Se la imaginó pidiéndole, con disposición abierta y franca, que le contara acerca del tal Varzi. Sonrió, segura de que habría empezado por preguntarle si era atractivo. Micaela la hubiese mirado con picardía y, después de un rato, le habría dicho: «¡Oh, sí! El más apuesto que hayas visto.» Marlene, ansiosa como una colegiala, habría querido conocer lo demás: cómo hablaba, cómo se movía, cómo miraba. Y le habría encantado saber que bailaba el tango mejor que nadie.
Después de que Micaela se perdió en la parte trasera de la mansión, Varzi le ordenó a Mudo que volvieran al Carmesí, pero antes de llegar a la primera esquina, se desdijo y le indicó que lo llevara a su casa. Mudo y Cabecita se miraron, sin preguntar ni comentar nada.
Carlo se abstrajo rápidamente del contexto y se perdió en los recuerdos, frustrado al no poder definir si le resultaban placenteros o desagradables. Se dejó llevar por lo que su memoria aún tenía fresco. Un momento le bastó; retrepó en el asiento, carraspeó y se frotó la cara para deshacerse del estado letárgico que le jugaba una mala pasada. Se instó a no perder de vista los planes trazados. En ese aspecto, se sentía victorioso, aunque faltaba el golpe final para que la deshonra de la señorita Urtiaga Four fuese completa.
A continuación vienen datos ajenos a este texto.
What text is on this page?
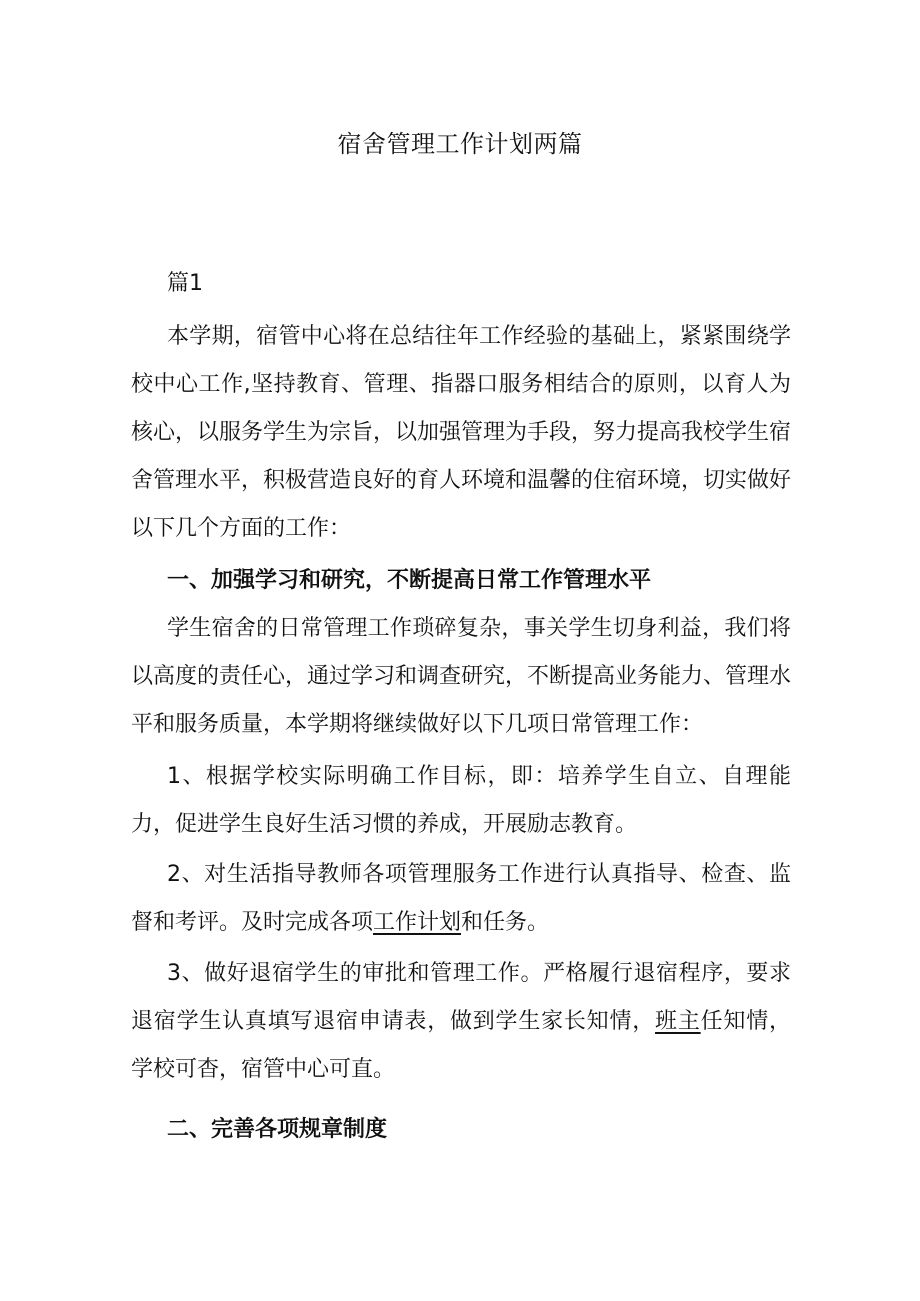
宿舍管理工作计划两篇

篇1

本学期，宿管中心将在总结往年工作经验的基础上，紧紧围绕学校中心工作,坚持教育、管理、指器口服务相结合的原则，以育人为核心，以服务学生为宗旨，以加强管理为手段，努力提高我校学生宿舍管理水平，积极营造良好的育人环境和温馨的住宿环境，切实做好以下几个方面的工作：

一、加强学习和研究，不断提高日常工作管理水平

学生宿舍的日常管理工作琐碎复杂，事关学生切身利益，我们将以高度的责任心，通过学习和调查研究，不断提高业务能力、管理水平和服务质量，本学期将继续做好以下几项日常管理工作：

1、根据学校实际明确工作目标，即：培养学生自立、自理能力，促进学生良好生活习惯的养成，开展励志教育。

2、对生活指导教师各项管理服务工作进行认真指导、检查、监督和考评。及时完成各项工作计划和任务。

3、做好退宿学生的审批和管理工作。严格履行退宿程序，要求退宿学生认真填写退宿申请表，做到学生家长知情，班主任知情，学校可杳，宿管中心可直。

二、完善各项规章制度
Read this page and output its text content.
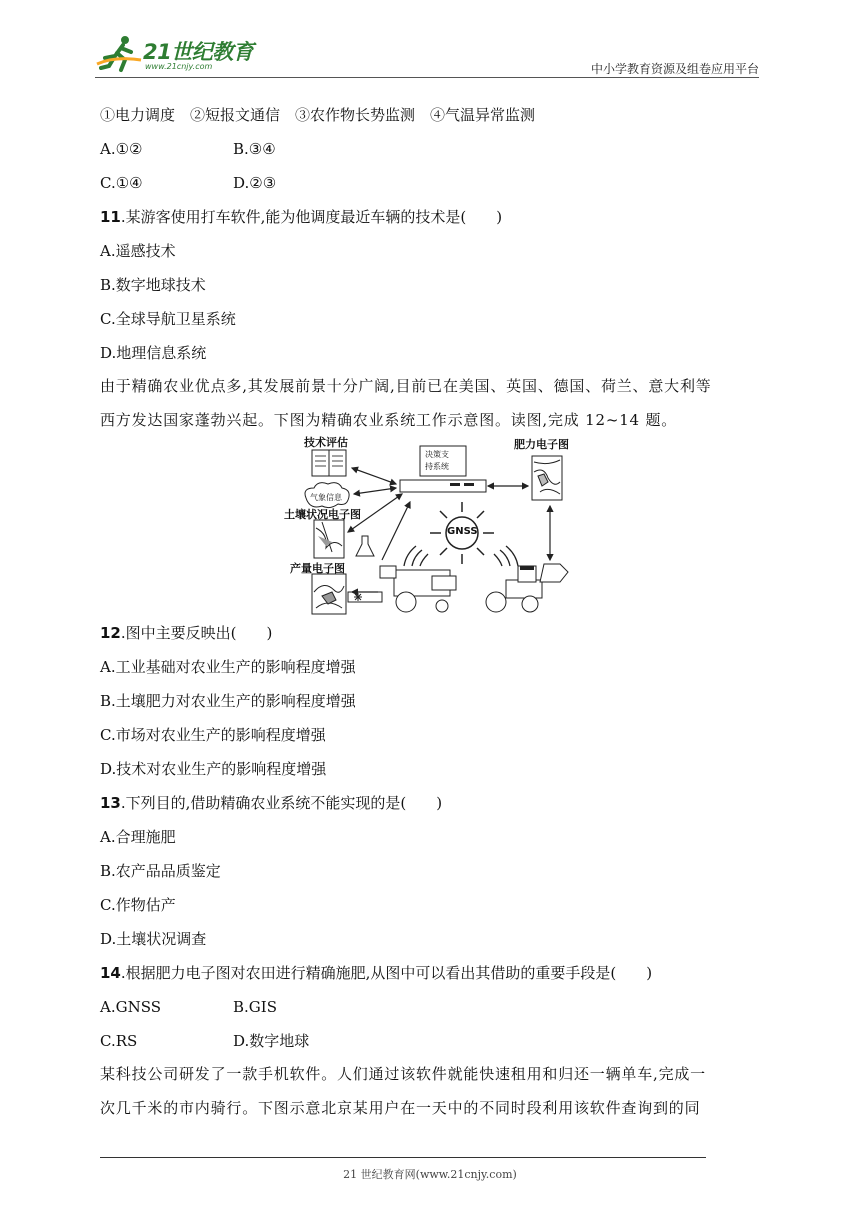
21世纪教育
www.21cnjy.com	中小学教育资源及组卷应用平台
①电力调度　②短报文通信　③农作物长势监测　④气温异常监测
A.①②	B.③④
C.①④	D.②③
11.某游客使用打车软件,能为他调度最近车辆的技术是(　　)
A.遥感技术
B.数字地球技术
C.全球导航卫星系统
D.地理信息系统
由于精确农业优点多,其发展前景十分广阔,目前已在美国、英国、德国、荷兰、意大利等
西方发达国家蓬勃兴起。下图为精确农业系统工作示意图。读图,完成 12~14 题。
技术评估
气象信息
决策支
持系统
肥力电子图
土壤状况电子图
产量电子图
GNSS
12.图中主要反映出(　　)
A.工业基础对农业生产的影响程度增强
B.土壤肥力对农业生产的影响程度增强
C.市场对农业生产的影响程度增强
D.技术对农业生产的影响程度增强
13.下列目的,借助精确农业系统不能实现的是(　　)
A.合理施肥
B.农产品品质鉴定
C.作物估产
D.土壤状况调查
14.根据肥力电子图对农田进行精确施肥,从图中可以看出其借助的重要手段是(　　)
A.GNSS	B.GIS
C.RS	D.数字地球
某科技公司研发了一款手机软件。人们通过该软件就能快速租用和归还一辆单车,完成一
次几千米的市内骑行。下图示意北京某用户在一天中的不同时段利用该软件查询到的同
21 世纪教育网(www.21cnjy.com)
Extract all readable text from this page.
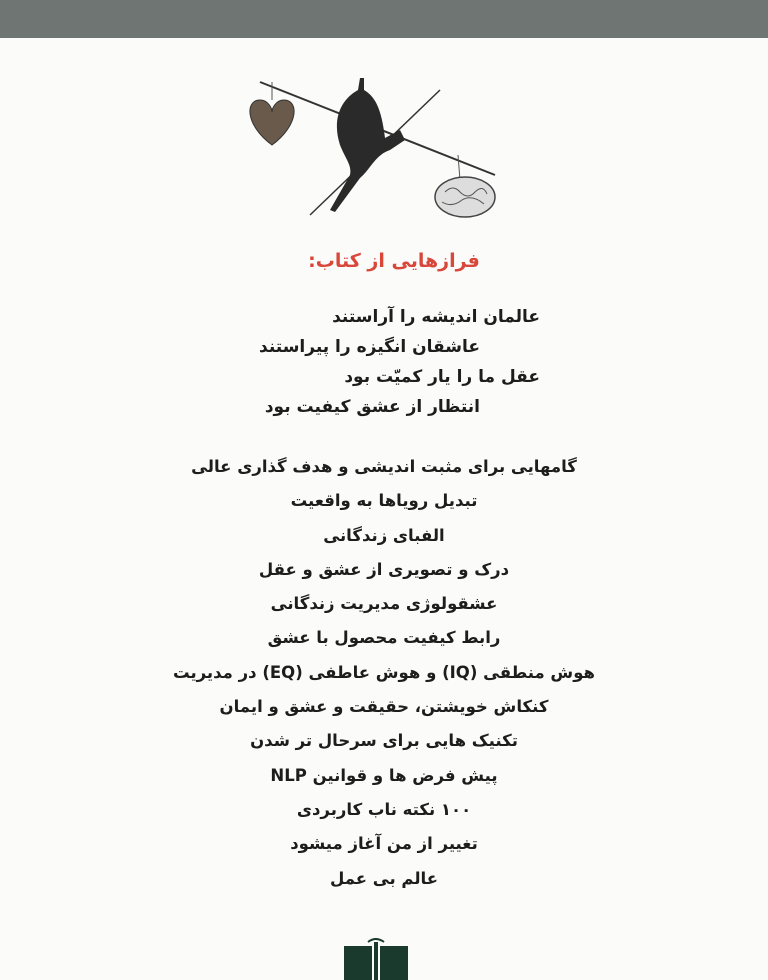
فرازهایی از کتاب:
عالمان اندیشه را آراستند
عاشقان انگیزه را پیراستند
عقل ما را یار کمیّت بود
انتظار از عشق کیفیت بود
گامهایی برای مثبت اندیشی و هدف گذاری عالی
تبدیل رویاها به واقعیت
الفبای زندگانی
درک و تصویری از عشق و عقل
عشقولوژی مدیریت زندگانی
رابط کیفیت محصول با عشق
هوش منطقی (IQ) و هوش عاطفی (EQ) در مدیریت
کنکاش خویشتن، حقیقت و عشق و ایمان
تکنیک هایی برای سرحال تر شدن
پیش فرض ها و قوانین NLP
۱۰۰ نکته ناب کاربردی
تغییر از من آغاز میشود
عالم بی عمل
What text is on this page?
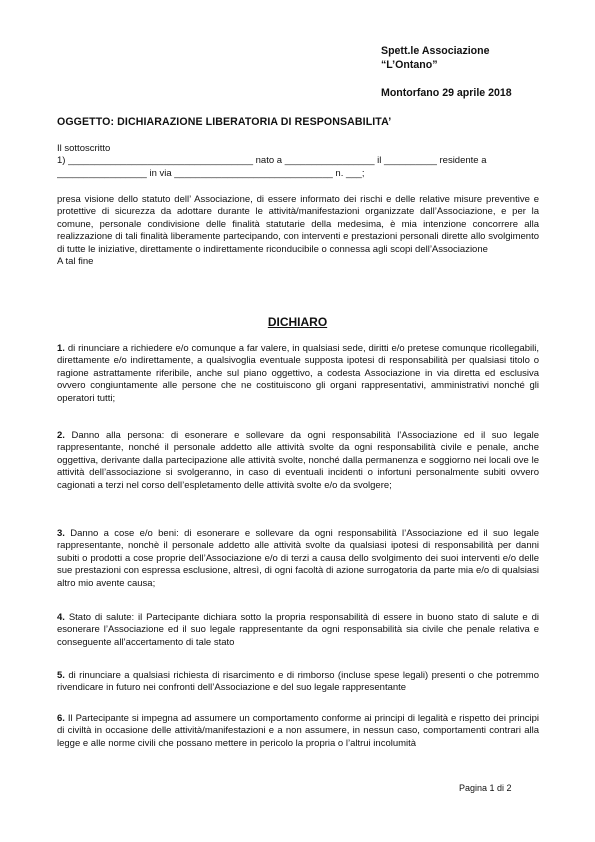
Spett.le Associazione
“L’Ontano”
Montorfano 29 aprile 2018
OGGETTO: DICHIARAZIONE LIBERATORIA DI RESPONSABILITA’
Il sottoscritto
1) ___________________________________ nato a _________________ il __________ residente a
_________________ in via ______________________________ n. ___;
presa visione dello statuto dell’ Associazione, di essere informato dei rischi e delle relative misure preventive e protettive di sicurezza da adottare durante le attività/manifestazioni organizzate dall’Associazione, e per la comune, personale condivisione delle finalità statutarie della medesima, è mia intenzione concorrere alla realizzazione di tali finalità liberamente partecipando, con interventi e prestazioni personali dirette allo svolgimento di tutte le iniziative, direttamente o indirettamente riconducibile o connessa agli scopi dell’Associazione
A tal fine
DICHIARO
1. di rinunciare a richiedere e/o comunque a far valere, in qualsiasi sede, diritti e/o pretese comunque ricollegabili, direttamente e/o indirettamente, a qualsivoglia eventuale supposta ipotesi di responsabilità per qualsiasi titolo o ragione astrattamente riferibile, anche sul piano oggettivo, a codesta Associazione in via diretta ed esclusiva ovvero congiuntamente alle persone che ne costituiscono gli organi rappresentativi, amministrativi nonché gli operatori tutti;
2. Danno alla persona: di esonerare e sollevare da ogni responsabilità l’Associazione ed il suo legale rappresentante, nonché il personale addetto alle attività svolte da ogni responsabilità civile e penale, anche oggettiva, derivante dalla partecipazione alle attività svolte, nonché dalla permanenza e soggiorno nei locali ove le attività dell’associazione si svolgeranno, in caso di eventuali incidenti o infortuni personalmente subiti ovvero cagionati a terzi nel corso dell’espletamento delle attività svolte e/o da svolgere;
3. Danno a cose e/o beni: di esonerare e sollevare da ogni responsabilità l’Associazione ed il suo legale rappresentante, nonchè il personale addetto alle attività svolte da qualsiasi ipotesi di responsabilità per danni subiti o prodotti a cose proprie dell’Associazione e/o di terzi a causa dello svolgimento dei suoi interventi e/o delle sue prestazioni con espressa esclusione, altresì, di ogni facoltà di azione surrogatoria da parte mia e/o di qualsiasi altro mio avente causa;
4. Stato di salute: il Partecipante dichiara sotto la propria responsabilità di essere in buono stato di salute e di esonerare l’Associazione ed il suo legale rappresentante da ogni responsabilità sia civile che penale relativa e conseguente all’accertamento di tale stato
5. di rinunciare a qualsiasi richiesta di risarcimento e di rimborso (incluse spese legali) presenti o che potremmo rivendicare in futuro nei confronti dell’Associazione e del suo legale rappresentante
6. Il Partecipante si impegna ad assumere un comportamento conforme ai principi di legalità e rispetto dei principi di civiltà in occasione delle attività/manifestazioni e a non assumere, in nessun caso, comportamenti contrari alla legge e alle norme civili che possano mettere in pericolo la propria o l’altrui incolumità
Pagina 1 di 2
Mudo, como siempre, no emitía sonido, pero Cabecita, que hablaba por los dos, ya no soportaba el silencio.
—Che, Napo —empezó—, ¿tenés idea de dónde sabe bailar tan bien el tango?
Carlo, concentrado en lo suyo, lo miró confundido.
—¿De qué hablas?
—De Marlene. ¿Sabes dónde aprendió a bailar así? La muy guacha se mueve como naides.
—No —respondió Varzi, lacónicamente.
—¿Querés que averigüemos?
—No. Solamente hagan lo que les dije antes: vigílenla día y noche, no le pierdan pisada.
—Está bien —aceptó Cabecita, y Mudo asintió.
—¿Qué hizo ayer?
—Estuvo en su casa toda la mañana, cantando esas canciones raras que ella canta.
—Arias de ópera, animal —lo corrigió Carlo.
—Eso.
—¿Cómo sabes que estaba cantando?
—Porque me metí en el jardín por la parte de atrás y la vi. Estaba cerca de una ventana de la planta baja. Tiene un vozarrón más fuerte que cuando canta tango. Traspasaba el vidrio, ¿sabes? Después la vino a buscar el fifí ese y pasó toda la tarde con él.
—¿Qué fifí? —preguntó Carlo, alarmado.
—El tal Eloy Cáceres. Fifí como naides, medio amanerao pá caminar. Más finoli que una mina. ¡Buah!
La mirada de Carlo se ensombreció y unos celos locos se apoderaron de él.